Makale özeti ve diğer detaylar.
'Privileged Partnership' is a special status supported by a group of European leaders as an ultimate solution for Turkey's integration into the European Union. Although its definition and content remains vague, privileged partnership is a third way of engagement which is something less than full membership and more than regular partnership. This article suggests that the most significant question in order to justify European intentions behind this proposal is to ask if Turkey is really that much different from existing EU member states so that a brand new status needs to be formulated for Turkish enlargement. The research will be based on a comparative study among Turkey and two groups of 'dissimilar' EU member states including new members from Central and Eastern Europe as well as founders of the European integration. A multidimensional and integrated framework will be used and a number of relevant indicators in demographic, political, economic, social and security aspects of Turkey and the selected EU members will be analyzed.
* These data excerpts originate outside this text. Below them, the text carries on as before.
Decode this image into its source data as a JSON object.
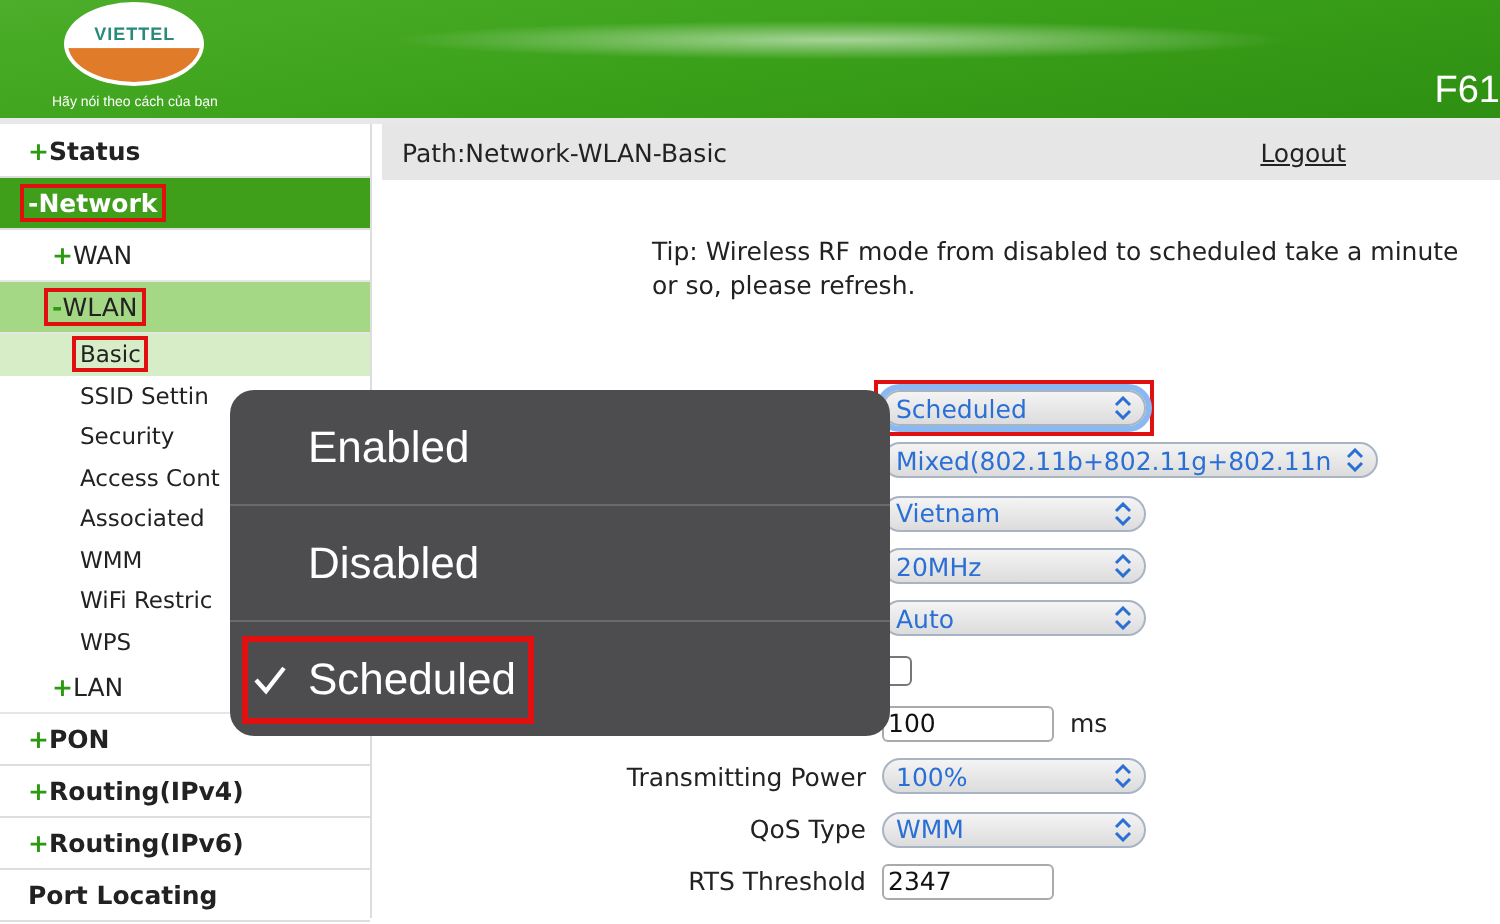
{
  "header": {
    "logo_text": "VIETTEL",
    "tagline": "Hãy nói theo cách của bạn",
    "model": "F61"
  },
  "sidebar": {
    "items": [
      {
        "label": "Status",
        "sign": "+",
        "selected": false,
        "highlighted": false
      },
      {
        "label": "Network",
        "sign": "-",
        "selected": true,
        "highlighted": true,
        "children": [
          {
            "label": "WAN",
            "sign": "+",
            "selected": false,
            "highlighted": false
          },
          {
            "label": "WLAN",
            "sign": "-",
            "selected": true,
            "highlighted": true,
            "children": [
              {
                "label": "Basic",
                "selected": true,
                "highlighted": true
              },
              {
                "label": "SSID Settin",
                "selected": false,
                "highlighted": false
              },
              {
                "label": "Security",
                "selected": false,
                "highlighted": false
              },
              {
                "label": "Access Cont",
                "selected": false,
                "highlighted": false
              },
              {
                "label": "Associated",
                "selected": false,
                "highlighted": false
              },
              {
                "label": "WMM",
                "selected": false,
                "highlighted": false
              },
              {
                "label": "WiFi Restric",
                "selected": false,
                "highlighted": false
              },
              {
                "label": "WPS",
                "selected": false,
                "highlighted": false
              }
            ]
          },
          {
            "label": "LAN",
            "sign": "+",
            "selected": false,
            "highlighted": false
          }
        ]
      },
      {
        "label": "PON",
        "sign": "+",
        "selected": false,
        "highlighted": false
      },
      {
        "label": "Routing(IPv4)",
        "sign": "+",
        "selected": false,
        "highlighted": false
      },
      {
        "label": "Routing(IPv6)",
        "sign": "+",
        "selected": false,
        "highlighted": false
      },
      {
        "label": "Port Locating",
        "selected": false,
        "highlighted": false
      }
    ]
  },
  "path": "Path:Network-WLAN-Basic",
  "logout": "Logout",
  "tip": "Tip: Wireless RF mode from disabled to scheduled take a minute or so, please refresh.",
  "form": [
    {
      "kind": "select",
      "value": "Scheduled",
      "focused": true,
      "highlighted": true
    },
    {
      "kind": "select",
      "value": "Mixed(802.11b+802.11g+802.11n",
      "focused": false,
      "highlighted": false
    },
    {
      "kind": "select",
      "value": "Vietnam",
      "focused": false,
      "highlighted": false
    },
    {
      "kind": "select",
      "value": "20MHz",
      "focused": false,
      "highlighted": false
    },
    {
      "kind": "select",
      "value": "Auto",
      "focused": false,
      "highlighted": false
    },
    {
      "kind": "checkbox",
      "checked": false
    },
    {
      "kind": "input",
      "value": "100",
      "unit": "ms"
    },
    {
      "kind": "select",
      "label": "Transmitting Power",
      "value": "100%",
      "focused": false,
      "highlighted": false
    },
    {
      "kind": "select",
      "label": "QoS Type",
      "value": "WMM",
      "focused": false,
      "highlighted": false
    },
    {
      "kind": "input",
      "label": "RTS Threshold",
      "value": "2347"
    }
  ],
  "popup": {
    "options": [
      {
        "label": "Enabled",
        "selected": false,
        "highlighted": false
      },
      {
        "label": "Disabled",
        "selected": false,
        "highlighted": false
      },
      {
        "label": "Scheduled",
        "selected": true,
        "highlighted": true
      }
    ]
  }
}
Finally, the aim of this study is to clarify whether Turkey is substantially different from the 'old' as well as 'new' EU members and therefore 'privileged partnership' can be justified on rational grounds or whether the proposal of 'privileged partnership' is based on normative factors and it is an indicator of the EU's bias against Turkey's full membership due to cultural and religious differences.
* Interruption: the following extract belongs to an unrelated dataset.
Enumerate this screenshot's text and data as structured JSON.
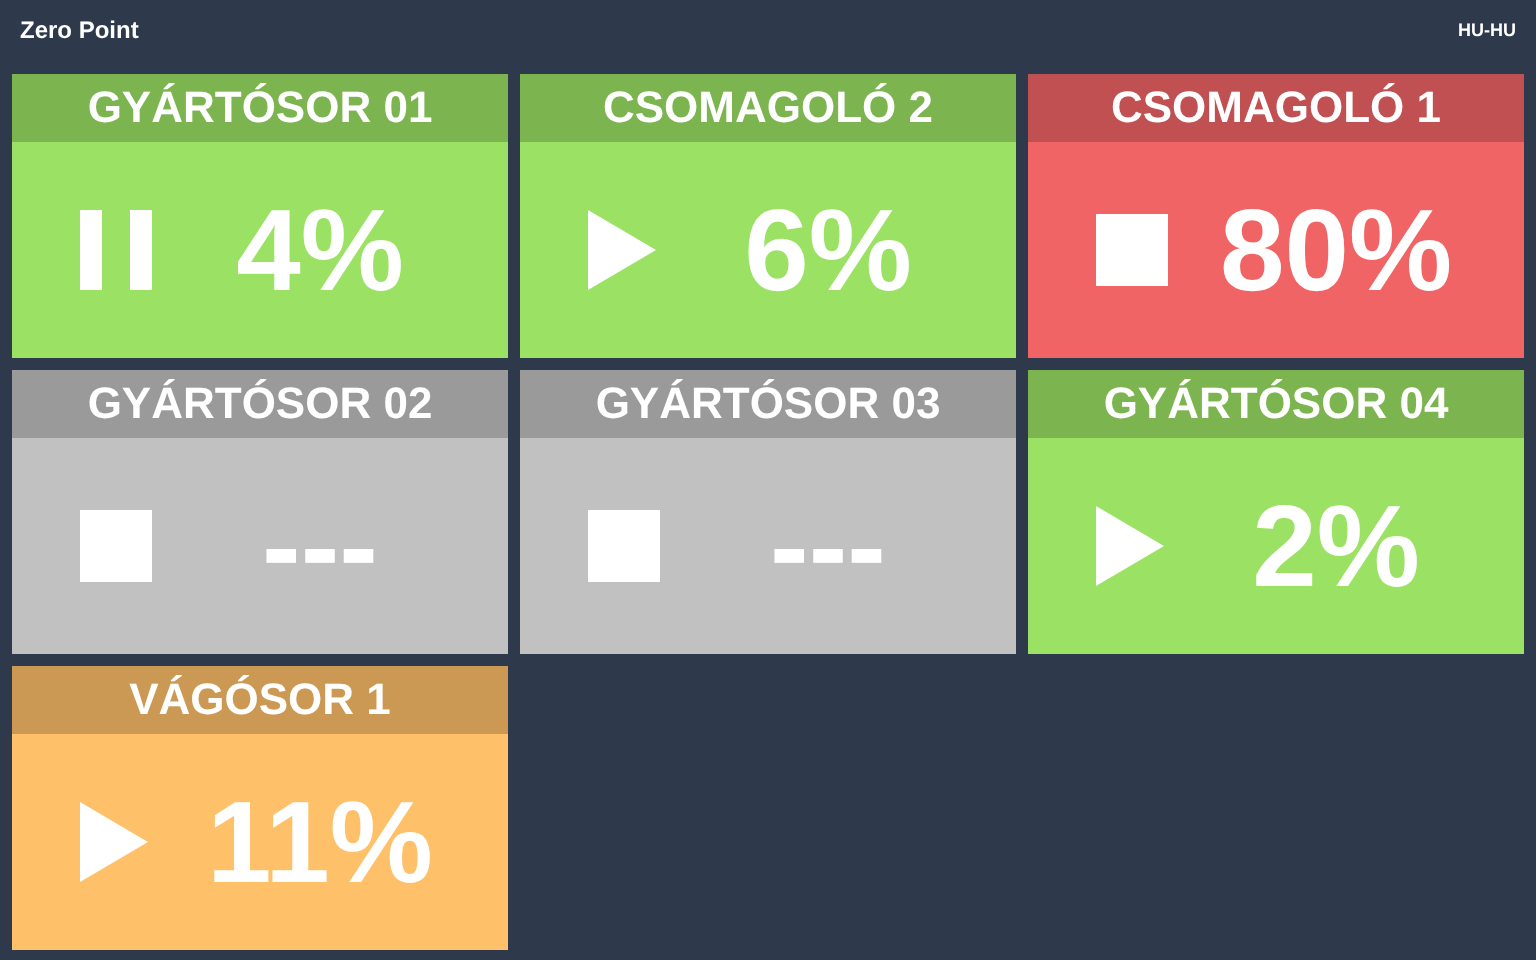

"İmtiyazlı Ortaklık," Türkiye'nin Avrupa Birliği'ne katılım sürecinde ortaya atılan ve entegrasyon için nihai sonuç niteliği taşıyabilecek özel bir statüdür. Tanımı ve içeriği belirsiz olsa da AB üyeliğinden daha düşük fakat sıradan bir ortaklıktan daha yüksek derecede bütünleşme sağlayacağı düşünülebilir. Önemli olan soru, bugüne kadar AB'ye başvuran tüm ülkelere vaat edilen tam üyelik statüsü söz konusu aday Türkiye olduğunda neden özel bir ortaklık olarak değişmektedir? Bu makalede sorgulanan ana fikir, rasyonel değerlerle incelendiğinde Türkiye'nin gerçekten Avrupa Birliği ülkelerinden ve de özellikle yeni üyelerden, AB'ye tam üye değil de sadece bir ortak olabilecek derecede farklı olup olmadığı konusudur. Araştırma, iki gruba ayrılmış 'farklı'AB ülkelerinin Türkiye ile olduğu gibi kendi aralarında karşılaştırılması sonucunda imtiyazlı ortaklığın rasyonel bir dayanağı olup olmadığını açıklamayı amaçlamaktadır. Belirli AB üyeleri ve Türkiye'nin demografik, ekonomik, politik, sosyal ve güvenlik alanlarından seçilen ampirik göstergeleri çok boyutlu ve entegre bir çerçeve dahilinde karşılaştırılacak ve analiz edilecektir. Sonuçta bu karşılaştırma Türkiye'ye sunulan imtiyazlı ortaklık önerisinin arka planında rasyonel farklılıklardan oluşan bir temelin mi yoksa tamamen kültürel ve dini farklılıklar gibi normatif faktörlerin mi bulunduğu sorusunun cevaplanmasına yardımcı olacaktır.